The Opposite of Smoothing: A Language Model Approach to Ranking Query-Specific Document Clusters
This work addresses the challenge of enhancing retrieval precision for users in information retrieval systems, though it appears incremental as it builds on existing cluster ranking methods.
The paper tackles the problem of improving precision in document retrieval by ranking query-specific clusters based on the percentage of relevant documents they contain, using a novel language model that incorporates both cluster and document information. The model substantially outperforms previous cluster ranking approaches and yields better precision at top ranks compared to initial rankings and a state-of-the-art pseudo-feedback method.

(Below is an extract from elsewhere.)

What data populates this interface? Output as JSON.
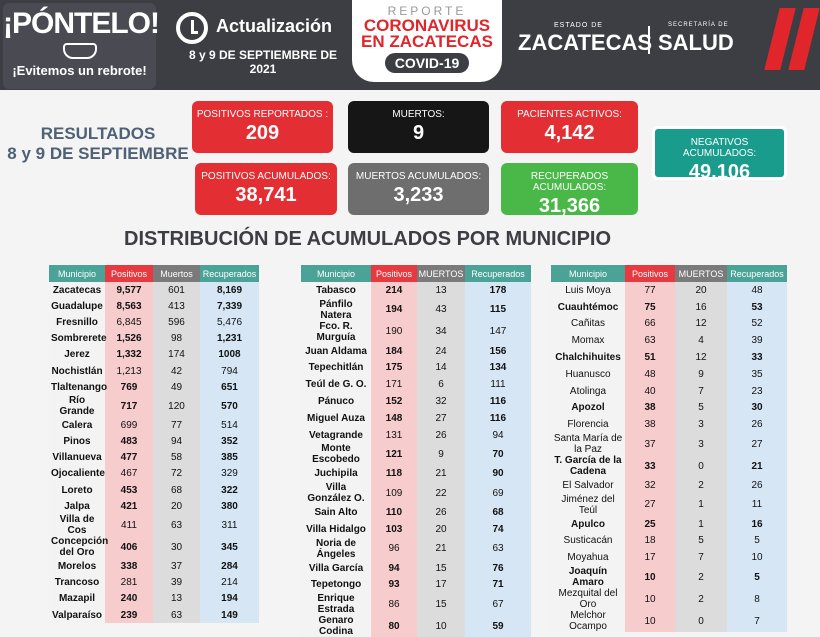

Exploiting information induced from (query-specific) clustering of top-retrieved documents has long been proposed as a means for improving precision at the very top ranks of the returned results. We present a novel language model approach to ranking query-specific clusters by the presumed percentage of relevant documents that they contain. While most previous cluster ranking approaches focus on the cluster as a whole, our model utilizes also information induced from documents associated with the cluster. Our model substantially outperforms previous approaches for identifying clusters containing a high relevant-document percentage. Furthermore, using the model to produce document ranking yields precision-at-top-ranks performance that is consistently better than that of the initial ranking upon which clustering is performed. The performance also favorably compares with that of a state-of-the-art pseudo-feedback-based retrieval method.